Being a shaman is a particular attitude to life and death, this world and other worlds. It could be called a way of being a soul artist. An artist is moved to create, moved by a power that is not their own, using materials drawn from nature but used in novel ways. They may have a skill, but the skill is guided. The attitude of the shaman is that of being open to such guidance, valuing it, cultivating it, being willing to be surprised by it, finding channels for it.
This sometimes means bearing difficulties, aridity of soul, lostness, longing; and sometimes enjoying transports of ecstacy, altered consciousness, trance or dream states. The shaman values the dream and the vision and keep his or her mind in a fluid state, not to tightly anchored to categories or ego control. The ego of the shaman is a boat, not an anchor. It rides on a great ocean. Sometimes that ocean is fire, sometimes water, sometimes it is the crust of hell, sometimes the gossamer skin of heaven. It is the lake of ice beneath which lights of many colour shine. On the far shore jewel trees grow.
When a person has been traumatized by life, and we all have, rigidities are set up in the soul to enable us to bear that fact that some portion of the soul has been lost. This is how and ego and then a super-ego are formed. A person does not just have one ego or one super-ego; rather they have all the wounds that life has inflicted upon their love, all the amputations of soul fragments that the whirling knife of fate has severed and the scars left behind. Healing is not so much returning to wholeness - we are never whole - but to openness. There is a greater whole and we are part of it. In ourselves we are not much, but we can be channels and mirrors. There is a great light that can play in and on our lives.
Sometimes the shaman is involved in helping a person to find and recover the lost parts of their soul through exploring the karma drama of their life. Sometimes in helping the soul to grow and shine in completely new ways going beyond what it formerly was.

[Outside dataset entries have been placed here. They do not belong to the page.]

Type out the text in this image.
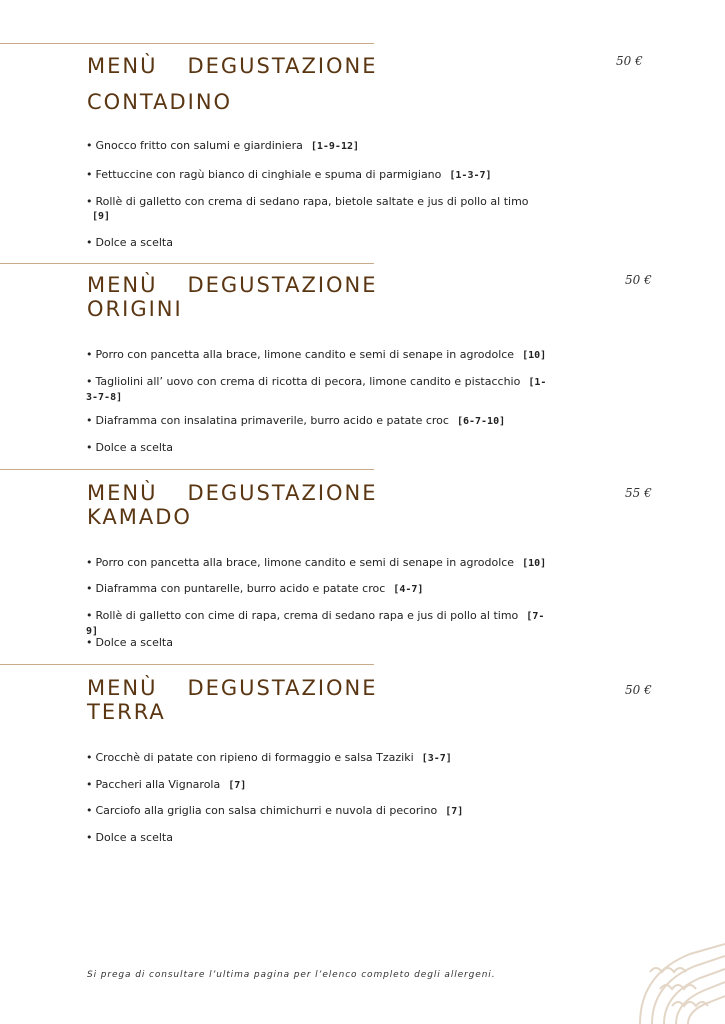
MENÙ DEGUSTAZIONE
CONTADINO
50 €

• Gnocco fritto con salumi e giardiniera [1-9-12]

• Fettuccine con ragù bianco di cinghiale e spuma di parmigiano [1-3-7]

• Rollè di galletto con crema di sedano rapa, bietole saltate e jus di pollo al timo
[9]

• Dolce a scelta

MENÙ DEGUSTAZIONE
ORIGINI
50 €

• Porro con pancetta alla brace, limone candito e semi di senape in agrodolce [10]

• Tagliolini all’ uovo con crema di ricotta di pecora, limone candito e pistacchio [1-3-7-8]

• Diaframma con insalatina primaverile, burro acido e patate croc [6-7-10]

• Dolce a scelta

MENÙ DEGUSTAZIONE
KAMADO
55 €

• Porro con pancetta alla brace, limone candito e semi di senape in agrodolce [10]

• Diaframma con puntarelle, burro acido e patate croc [4-7]

• Rollè di galletto con cime di rapa, crema di sedano rapa e jus di pollo al timo [7-9]

• Dolce a scelta

MENÙ DEGUSTAZIONE
TERRA
50 €

• Crocchè di patate con ripieno di formaggio e salsa Tzaziki [3-7]

• Paccheri alla Vignarola [7]

• Carciofo alla griglia con salsa chimichurri e nuvola di pecorino [7]

• Dolce a scelta

Si prega di consultare l’ultima pagina per l’elenco completo degli allergeni.
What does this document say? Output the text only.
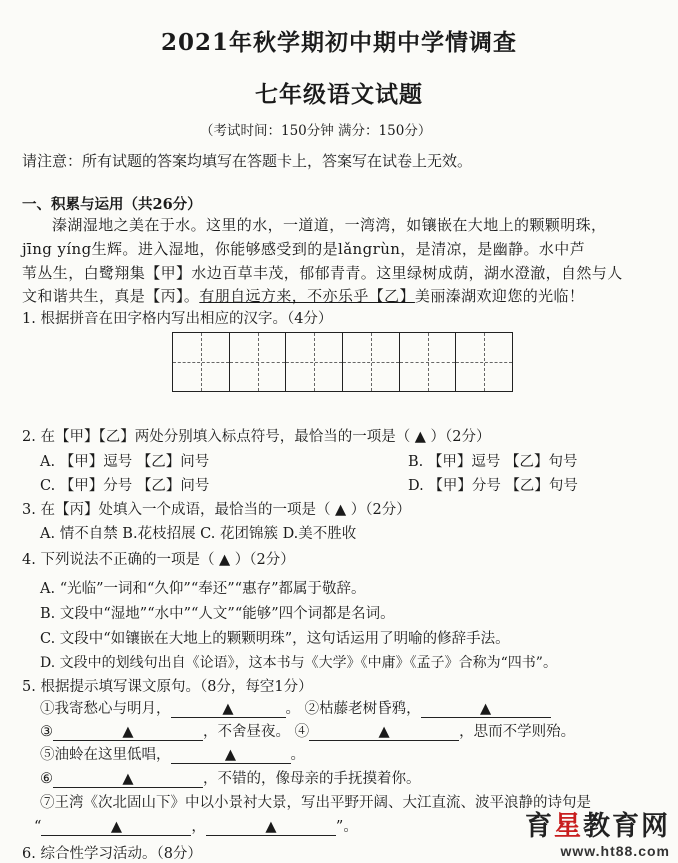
2021年秋学期初中期中学情调查
七年级语文试题
（考试时间：150分钟 满分：150分）
请注意：所有试题的答案均填写在答题卡上，答案写在试卷上无效。
一、积累与运用（共26分）
溱湖湿地之美在于水。这里的水，一道道，一湾湾，如镶嵌在大地上的颗颗明珠，
jīng yíng生辉。进入湿地，你能够感受到的是lǎngrùn，是清凉，是幽静。水中芦
苇丛生，白鹭翔集【甲】水边百草丰茂，郁郁青青。这里绿树成荫，湖水澄澈，自然与人
文和谐共生，真是【丙】。有朋自远方来，不亦乐乎【乙】美丽溱湖欢迎您的光临！
1. 根据拼音在田字格内写出相应的汉字。（4分）
2. 在【甲】【乙】两处分别填入标点符号，最恰当的一项是（ ▲ ）（2分）
A. 【甲】逗号 【乙】问号	B. 【甲】逗号 【乙】句号
C. 【甲】分号 【乙】问号	D. 【甲】分号 【乙】句号
3. 在【丙】处填入一个成语，最恰当的一项是（ ▲ ）（2分）
A. 情不自禁 B.花枝招展 C. 花团锦簇 D.美不胜收
4. 下列说法不正确的一项是（ ▲ ）（2分）
A. “光临”一词和“久仰”“奉还”“惠存”都属于敬辞。
B. 文段中“湿地”“水中”“人文”“能够”四个词都是名词。
C. 文段中“如镶嵌在大地上的颗颗明珠”，这句话运用了明喻的修辞手法。
D. 文段中的划线句出自《论语》，这本书与《大学》《中庸》《孟子》合称为“四书”。
5. 根据提示填写课文原句。（8分，每空1分）
①我寄愁心与明月，	▲	。 ②枯藤老树昏鸦，	▲
③	▲	，不舍昼夜。 ④	▲	，思而不学则殆。
⑤油蛉在这里低唱，	▲	。
⑥	▲	，不错的，像母亲的手抚摸着你。
⑦王湾《次北固山下》中以小景衬大景，写出平野开阔、大江直流、波平浪静的诗句是
“	▲	，	▲	”。
6. 综合性学习活动。（8分）
育星教育网
www.ht88.com
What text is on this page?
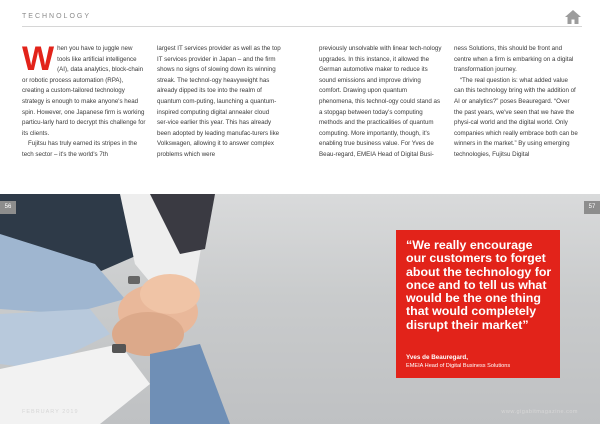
TECHNOLOGY
W hen you have to juggle new tools like artificial intelligence (AI), data analytics, block-chain or robotic process automation (RPA), creating a custom-tailored technology strategy is enough to make anyone's head spin. However, one Japanese firm is working particu-larly hard to decrypt this challenge for its clients.

Fujitsu has truly earned its stripes in the tech sector – it's the world's 7th

largest IT services provider as well as the top IT services provider in Japan – and the firm shows no signs of slowing down its winning streak. The technol-ogy heavyweight has already dipped its toe into the realm of quantum com-puting, launching a quantum-inspired computing digital annealer cloud ser-vice earlier this year. This has already been adopted by leading manufac-turers like Volkswagen, allowing it to answer complex problems which were

previously unsolvable with linear tech-nology upgrades. In this instance, it allowed the German automotive maker to reduce its sound emissions and improve driving comfort. Drawing upon quantum phenomena, this technol-ogy could stand as a stopgap between today's computing methods and the practicalities of quantum computing. More importantly, though, it's enabling true business value. For Yves de Beau-regard, EMEIA Head of Digital Busi-

ness Solutions, this should be front and centre when a firm is embarking on a digital transformation journey.

“The real question is: what added value can this technology bring with the addition of AI or analytics?” poses Beauregard. “Over the past years, we've seen that we have the physi-cal world and the digital world. Only companies which really embrace both can be winners in the market.” By using emerging technologies, Fujitsu Digital

56	57
“We really encourage our customers to forget about the technology for once and to tell us what would be the one thing that would completely disrupt their market”
Yves de Beauregard,
EMEIA Head of Digital Business Solutions
FEBRUARY 2019	www.gigabitmagazine.com
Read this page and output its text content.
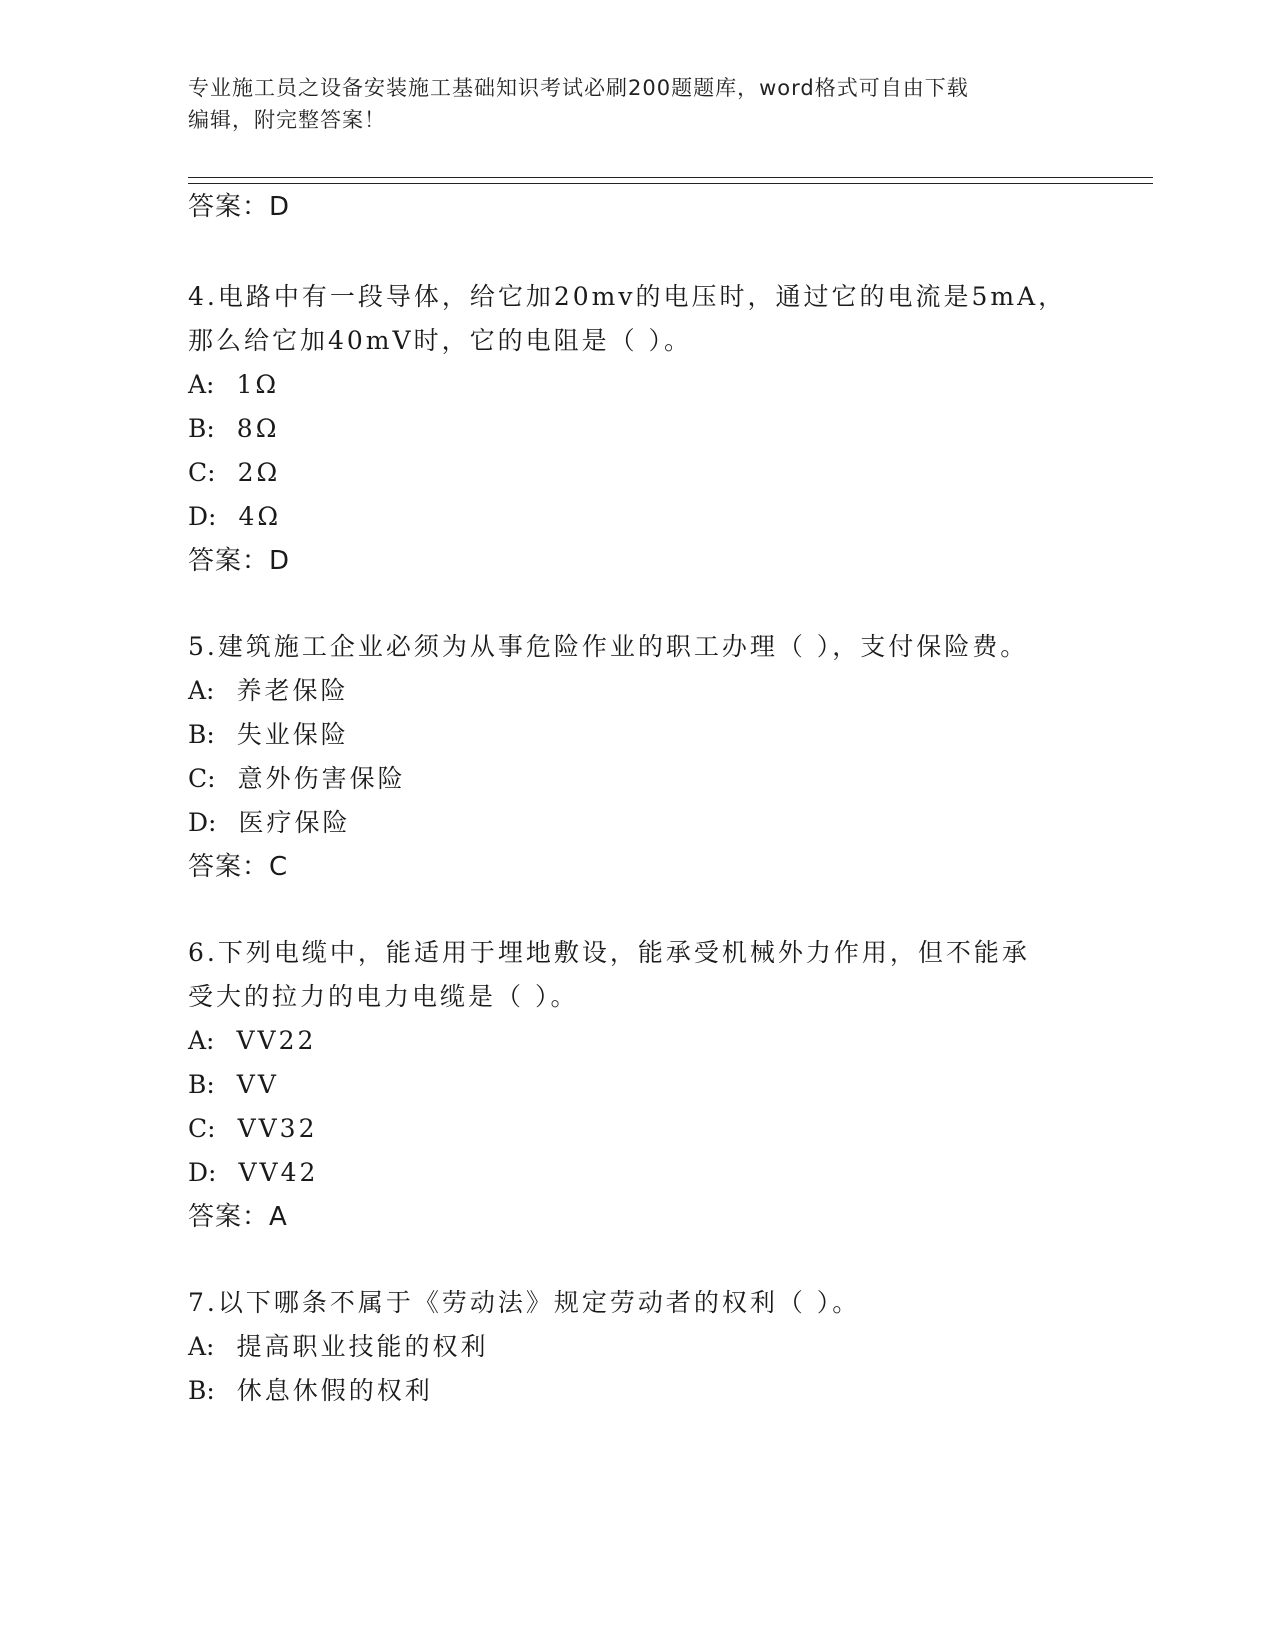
专业施工员之设备安装施工基础知识考试必刷200题题库，word格式可自由下载
编辑，附完整答案！
答案：D
4.电路中有一段导体，给它加20mv的电压时，通过它的电流是5mA，
那么给它加40mV时，它的电阻是（ ）。
A: 1Ω
B: 8Ω
C: 2Ω
D: 4Ω
答案：D
5.建筑施工企业必须为从事危险作业的职工办理（ ），支付保险费。
A: 养老保险
B: 失业保险
C: 意外伤害保险
D: 医疗保险
答案：C
6.下列电缆中，能适用于埋地敷设，能承受机械外力作用，但不能承
受大的拉力的电力电缆是（ ）。
A: VV22
B: VV
C: VV32
D: VV42
答案：A
7.以下哪条不属于《劳动法》规定劳动者的权利（ ）。
A: 提高职业技能的权利
B: 休息休假的权利
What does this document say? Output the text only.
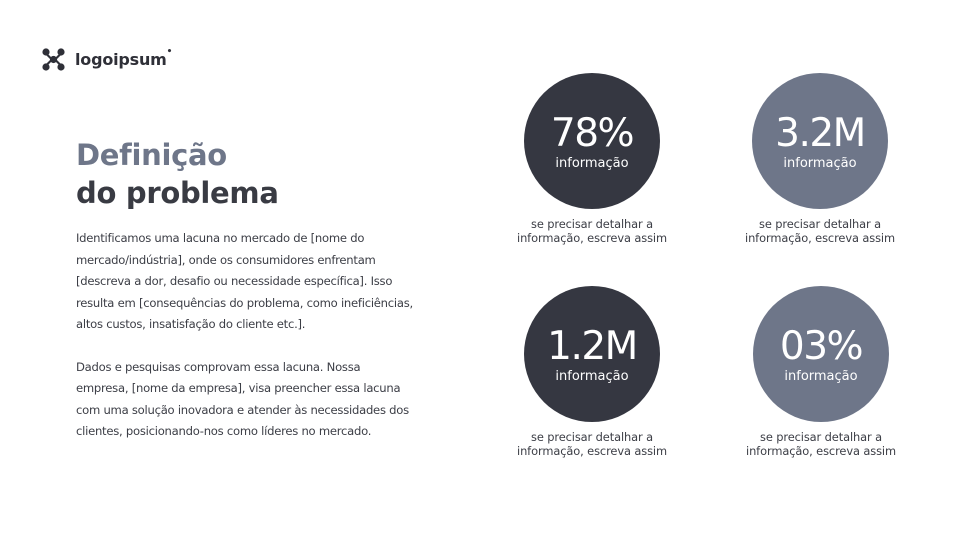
logoipsum•
Definição
do problema

Identificamos uma lacuna no mercado de [nome do mercado/indústria], onde os consumidores enfrentam [descreva a dor, desafio ou necessidade específica]. Isso resulta em [consequências do problema, como ineficiências, altos custos, insatisfação do cliente etc.].

Dados e pesquisas comprovam essa lacuna. Nossa empresa, [nome da empresa], visa preencher essa lacuna com uma solução inovadora e atender às necessidades dos clientes, posicionando-nos como líderes no mercado.

78%
informação
se precisar detalhar a
informação, escreva assim
3.2M
informação
se precisar detalhar a
informação, escreva assim
1.2M
informação
se precisar detalhar a
informação, escreva assim
03%
informação
se precisar detalhar a
informação, escreva assim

The shaman travels into that world of light. When Buddha travelled to the world of light and visited his mother who had died giving birth to her and received the milk of her breast that she had never been able to give to him and taught her the Dharma that she might enjoy peace and bliss he was a shaman. To many people in the east this is one of the most important bits if the story of the Buddha whereas for Western educated people this is a part that they generally miss out.
There is a hint here of the fact that much of our Western education is itself a rigidity imposed upon our culture by the traumas of our unfortunate and bloody history. The collective ego and super-egos of our modern world close out the light and encourage us to think that we can all stand on our own feet, when in fact the modern person is probably actually less self reliant than people of any time in history. Our energy is repressed in this process. We do not disbelieve in the other world because of our experience, but because of our education.
The path of the shaman, therefore, is one of loosening up, of letting go, of release rather than submission. It is the path of awe and wonder. To enter it is not easy. Something must have happened in the person's life - often a severe illness or disruptive experience - that serves to jolt the habitual certainty of the ordinary mind. The shaman is an oddity. He or she does not fit in very easily. They live on the edge of the tribe and provide something vital from beyond the boundary, from the other world. A shaman is lokavid, seer of worlds.